In the bowl of a food processor, combine the Redpath® Golden Yellow Sugar, the Redpath® Special Fine Granulated Sugar, and cornstarch. Process until the granules of both sugars are fine, and the cornstarch is thoroughly mixed into the sugars; the finer the sugar granules, the more readily the granules dissolve into the egg whites. Set aside. Note: let the sugars and cornstarch settle before opening the lid.
Add the egg whites to the bowl of a stand mixer fitted with the whisk attachment (see Chef’s Tips). Whisk at medium-low speed until soft peaks form (see Chef’s Tips). When they are at that stage and the mixer is still on, drizzle in the vinegar. Slowly increase the speed to medium and whip for a few seconds until the vinegar is incorporated.

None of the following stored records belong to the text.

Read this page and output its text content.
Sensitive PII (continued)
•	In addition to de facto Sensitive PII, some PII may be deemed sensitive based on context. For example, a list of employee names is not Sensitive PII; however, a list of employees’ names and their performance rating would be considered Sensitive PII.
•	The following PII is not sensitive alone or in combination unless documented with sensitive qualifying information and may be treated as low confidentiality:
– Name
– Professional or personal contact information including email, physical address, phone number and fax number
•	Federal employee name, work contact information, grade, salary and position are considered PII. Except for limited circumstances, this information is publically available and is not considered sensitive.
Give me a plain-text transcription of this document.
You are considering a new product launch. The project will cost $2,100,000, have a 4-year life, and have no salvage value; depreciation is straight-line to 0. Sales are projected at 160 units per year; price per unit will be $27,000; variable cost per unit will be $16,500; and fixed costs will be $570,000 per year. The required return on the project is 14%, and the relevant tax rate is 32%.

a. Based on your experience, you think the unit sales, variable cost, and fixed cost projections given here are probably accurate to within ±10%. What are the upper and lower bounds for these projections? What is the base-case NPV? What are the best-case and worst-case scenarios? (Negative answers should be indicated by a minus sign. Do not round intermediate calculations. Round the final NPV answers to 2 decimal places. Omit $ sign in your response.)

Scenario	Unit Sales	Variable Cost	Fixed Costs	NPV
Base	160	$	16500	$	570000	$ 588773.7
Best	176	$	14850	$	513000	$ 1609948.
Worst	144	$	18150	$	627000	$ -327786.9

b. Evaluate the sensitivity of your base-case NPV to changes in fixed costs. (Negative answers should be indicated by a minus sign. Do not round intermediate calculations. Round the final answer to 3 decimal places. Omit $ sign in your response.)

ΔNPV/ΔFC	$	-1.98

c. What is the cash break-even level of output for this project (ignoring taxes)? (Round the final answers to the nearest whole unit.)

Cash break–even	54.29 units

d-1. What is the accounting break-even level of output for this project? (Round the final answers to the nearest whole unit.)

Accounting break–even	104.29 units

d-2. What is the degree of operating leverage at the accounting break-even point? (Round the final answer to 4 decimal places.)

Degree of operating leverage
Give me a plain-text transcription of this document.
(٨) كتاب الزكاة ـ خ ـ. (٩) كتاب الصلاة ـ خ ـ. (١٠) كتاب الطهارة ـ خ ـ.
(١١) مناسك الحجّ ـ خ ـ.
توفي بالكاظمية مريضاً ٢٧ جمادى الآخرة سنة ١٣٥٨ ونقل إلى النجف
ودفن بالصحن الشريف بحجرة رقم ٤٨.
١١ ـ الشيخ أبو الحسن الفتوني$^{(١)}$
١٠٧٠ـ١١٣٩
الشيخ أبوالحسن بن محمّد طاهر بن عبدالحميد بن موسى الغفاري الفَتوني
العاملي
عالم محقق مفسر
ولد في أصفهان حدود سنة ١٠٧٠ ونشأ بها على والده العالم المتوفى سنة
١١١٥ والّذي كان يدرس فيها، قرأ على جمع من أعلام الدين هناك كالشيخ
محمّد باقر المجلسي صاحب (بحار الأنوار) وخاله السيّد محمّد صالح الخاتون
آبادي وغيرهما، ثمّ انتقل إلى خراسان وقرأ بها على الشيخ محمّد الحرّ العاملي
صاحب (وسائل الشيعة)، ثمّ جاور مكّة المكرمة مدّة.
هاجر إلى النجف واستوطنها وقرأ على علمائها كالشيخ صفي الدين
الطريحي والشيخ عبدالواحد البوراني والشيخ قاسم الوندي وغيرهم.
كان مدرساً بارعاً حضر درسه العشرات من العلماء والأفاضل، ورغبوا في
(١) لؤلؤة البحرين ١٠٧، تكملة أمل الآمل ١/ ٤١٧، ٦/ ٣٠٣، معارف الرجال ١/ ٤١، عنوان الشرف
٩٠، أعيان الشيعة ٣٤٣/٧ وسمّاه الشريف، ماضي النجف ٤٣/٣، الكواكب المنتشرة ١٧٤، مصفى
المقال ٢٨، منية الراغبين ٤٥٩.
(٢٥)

While the mixer is on, slowly add about a tablespoon of the brown sugar mixture to the egg whites. Wait at least 30 seconds to allow the sugar to incorporate before sprinkling in another tablespoon (see Chef’s Tips). Scrape down the sides and edges of the bowl with a clean rubber spatula to ensure all the meringue and granules of sugar are incorporated. Repeat the process until all the sugar is added.
Gradually increase the speed to medium-high after all the sugar has been incorporated. Whip until egg whites are smooth, thick, glossy, and stiff peaks form; about 5 minutes. Ensure all sugar is dissolved by rubbing a small amount of meringue between your fingers (see Chef’s Tips). If still granular, reduce to medium speed and continue to whip until no longer gritty; watch closely as meringue can over-whip in seconds.
Place a small dab of meringue at each corner of the parchment paper to secure the paper to the baking sheet.
Working quickly, gently mound about a third of the brown sugar meringue into the centre of the circle drawn on the parchment paper. Gently spread to the shape and size of the circle using a large offset spatula. Add another third of the meringue, being careful not to deflate the volume. Transfer the remaining meringue on top of the rest of the meringue. Quickly smooth out the meringue. Aim for a slightly domed shape no higher than 2 or 3 inches or risk cracking.
Using the tip of a small offset spatula, make vertical or gently sloping ridges up the sides of the dome towards the middle of the mound. Sweep the tip of the spatula from the base of the pavlova to the top of the dome, creating long divots that are about ½-inch deep. Ridges will become less defined as the pavlova bakes, as it tends to puff and smooth out slightly. Repeat process until the entire pavlova is ridged.
Clean off the small offset spatula and create a wide, shallow dent in the middle of the dome by gently pushing down and turning the baking sheet.
Place the baking sheet into the preheated oven, being careful not to slam the oven door shut. Immediately reduce heat to 225°F (107°C) and bake for an hour and a half; do not open the oven door during the baking process. Turn off the oven and allow the pavlova to cool completely in the oven with the door shut; 6 hours to overnight (preferably). To ensure that the pavlova slowly cools down, turn on the oven light once you turn off the oven. The light emits a small amount of heat and prevents a sudden drop in temperature. Keep the light on for 30 minutes after the oven has been turned off; it can be turned off for the remaining 5+ hours.
Once completely cooled, serve immediately or place into an airtight container lined with parchment paper for up to 2 days; do not place into the fridge or freezer.